A matrix A+ is the Moore-Penrose pseudoinverse of A if and only if it satisfies all four conditions: (1) A A+ A = A, meaning A+ sends outputs of A back to a reasonable input. (2) A+ A A+ = A+, meaning A+ is itself consistent. (3) (A A+)^T = A A+, meaning the product A A+ is symmetric (a Hermitian projector onto the range of A). (4) (A+ A)^T = A+ A, meaning A+ A is also symmetric (the projector onto the row space of A). Any matrix satisfying all four conditions is unique and is the Moore-Penrose pseudoinverse.
Why is the pseudoinverse useful in least-squares problems?

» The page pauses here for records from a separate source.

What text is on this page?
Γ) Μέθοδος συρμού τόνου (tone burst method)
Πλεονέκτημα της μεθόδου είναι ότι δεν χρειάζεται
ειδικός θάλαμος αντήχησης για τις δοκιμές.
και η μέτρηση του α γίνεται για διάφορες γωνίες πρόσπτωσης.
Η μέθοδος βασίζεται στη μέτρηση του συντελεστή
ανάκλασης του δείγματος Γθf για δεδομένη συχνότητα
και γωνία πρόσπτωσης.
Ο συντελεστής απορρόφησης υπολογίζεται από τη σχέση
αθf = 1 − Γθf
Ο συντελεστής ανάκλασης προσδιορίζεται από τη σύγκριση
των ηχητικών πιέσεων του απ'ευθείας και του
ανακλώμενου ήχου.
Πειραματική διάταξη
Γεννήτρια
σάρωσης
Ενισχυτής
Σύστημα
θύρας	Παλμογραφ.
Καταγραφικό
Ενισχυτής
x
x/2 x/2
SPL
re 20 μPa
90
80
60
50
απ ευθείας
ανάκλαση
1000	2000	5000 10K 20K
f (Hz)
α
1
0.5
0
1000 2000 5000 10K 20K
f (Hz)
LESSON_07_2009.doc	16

When you want to solve Ax = b but the system is overdetermined (more equations than unknowns), an exact solution usually does not exist. The pseudoinverse gives x = A+ b, which minimises the sum of squared residuals ||Ax - b||^2. When the system is underdetermined (more unknowns than equations), infinitely many solutions exist and A+ b gives the one with the smallest norm ||x||. In both cases, the pseudoinverse provides the statistically optimal answer.
What does the Frobenius norm represent?
The Frobenius norm of a matrix is the square root of the sum of the squares of all its entries. It is the matrix generalisation of the Euclidean length of a vector. A larger Frobenius norm means the matrix contains entries with larger magnitudes overall. The Frobenius norm is useful as a quick scale indicator and for checking convergence in iterative algorithms.
When does the SVD method apply?
The SVD method is needed when the matrix is rank-deficient, meaning some columns or rows are linearly dependent. In that case, both A^T A and A A^T are singular and the shortcut formulas cannot be applied. The singular value decomposition A = U Sigma V^T decomposes A into rotation, scaling, and rotation factors. Setting near-zero singular values to zero and inverting the rest gives Sigma+, and then A+ = V Sigma+ U^T is the unique pseudoinverse even for a rank-deficient matrix.
Can the pseudoinverse handle non-square matrices?
Yes, that is one of its main advantages over the regular inverse. If A is m x n, then A+ is n x m regardless of whether m equals n. For a tall matrix (m > n, more rows than columns), A+ is a wide matrix. For a wide matrix (m < n), A+ is tall. The dimensions of A+ are always the transpose of the dimensions of A.